Cet attelage, qui n’avance pas, arrive tout de même à un endroit assez distant du point de départ, on ne sait par quel prodige, probablement parce que la terre tourne sous lui. Un arrêt officiel s’effectue devant une grille, disparue sous de la verdure sauvage. L’agent de location essaie successivement dix clefs, puis finit par ouvrir une petite porte geignarde. On aperçoit à travers des arbres une villa abandonnée, dont les cambrioleurs même ne veulent plus.
—Vous ne pouvez pas juger du jardin, parce qu’il n’est pas soigné en ce moment. Mais il est très joli aussitôt qu’il est ratissé.

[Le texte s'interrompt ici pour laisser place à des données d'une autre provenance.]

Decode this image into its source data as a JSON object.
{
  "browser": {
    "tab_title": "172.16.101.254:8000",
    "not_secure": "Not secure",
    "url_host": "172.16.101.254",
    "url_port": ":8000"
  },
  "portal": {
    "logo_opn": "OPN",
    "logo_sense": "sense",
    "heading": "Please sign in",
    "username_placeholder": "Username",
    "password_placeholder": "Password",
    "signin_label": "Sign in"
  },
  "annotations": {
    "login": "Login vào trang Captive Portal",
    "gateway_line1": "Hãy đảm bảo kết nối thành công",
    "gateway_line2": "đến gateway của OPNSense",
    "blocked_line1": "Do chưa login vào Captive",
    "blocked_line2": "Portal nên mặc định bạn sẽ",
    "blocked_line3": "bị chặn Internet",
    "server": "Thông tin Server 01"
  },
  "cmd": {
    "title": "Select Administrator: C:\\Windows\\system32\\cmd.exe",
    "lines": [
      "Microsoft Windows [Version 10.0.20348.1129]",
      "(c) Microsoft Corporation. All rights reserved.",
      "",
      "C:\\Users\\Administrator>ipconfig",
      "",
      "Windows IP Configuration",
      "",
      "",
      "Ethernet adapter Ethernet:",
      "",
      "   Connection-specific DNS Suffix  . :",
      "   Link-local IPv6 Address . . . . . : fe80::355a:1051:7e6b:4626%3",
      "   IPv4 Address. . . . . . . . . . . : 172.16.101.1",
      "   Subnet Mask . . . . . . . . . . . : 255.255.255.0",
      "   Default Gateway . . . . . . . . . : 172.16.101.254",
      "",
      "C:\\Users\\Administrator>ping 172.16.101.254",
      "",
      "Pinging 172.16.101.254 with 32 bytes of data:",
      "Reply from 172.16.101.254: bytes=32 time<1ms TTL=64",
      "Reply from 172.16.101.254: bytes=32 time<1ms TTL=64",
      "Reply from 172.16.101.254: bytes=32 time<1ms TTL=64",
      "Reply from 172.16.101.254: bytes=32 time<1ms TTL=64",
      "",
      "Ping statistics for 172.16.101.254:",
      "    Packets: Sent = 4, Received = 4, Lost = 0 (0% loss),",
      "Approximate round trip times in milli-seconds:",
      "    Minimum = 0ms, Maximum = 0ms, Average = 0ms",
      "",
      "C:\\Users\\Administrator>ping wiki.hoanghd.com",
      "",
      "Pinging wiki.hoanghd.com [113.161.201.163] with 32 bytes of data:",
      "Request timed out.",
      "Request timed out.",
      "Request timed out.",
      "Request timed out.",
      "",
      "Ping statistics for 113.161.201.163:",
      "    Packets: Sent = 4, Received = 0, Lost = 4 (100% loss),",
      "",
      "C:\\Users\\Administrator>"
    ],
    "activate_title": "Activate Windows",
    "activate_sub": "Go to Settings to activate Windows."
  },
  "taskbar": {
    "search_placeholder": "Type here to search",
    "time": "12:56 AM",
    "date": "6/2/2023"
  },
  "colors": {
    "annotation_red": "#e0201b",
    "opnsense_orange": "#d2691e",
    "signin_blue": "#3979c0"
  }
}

Il semble évident que ce jardin, depuis la création du monde, n’a jamais été touché par la main de l’homme. On finit tout de même par distinguer les sentiers couverts d’herbe des pelouses qui n’en ont pas.
On escalade avec mille précautions un perron aux marches tremblantes. Puis recommence la longue et patiente expérience des clefs. C’est toujours la dernière qui marche, au moment où l’on ne s’y attend plus.
La porte s’ouvre enfin sur une nuit plus noire que n’importe quelle nuit, une nuit de derrière les fagots. L’agent et les visiteurs entrent à la file, les mains étendues, comme une théorie d’aveugles. Puis l’agent s’attaque à une croisée, qu’il ouvre malgré les plaintes du vieux bois. Il éventre une persienne si vieille qu’elle ne crie même plus... Un jour dégoûté pénètre dans la chambre.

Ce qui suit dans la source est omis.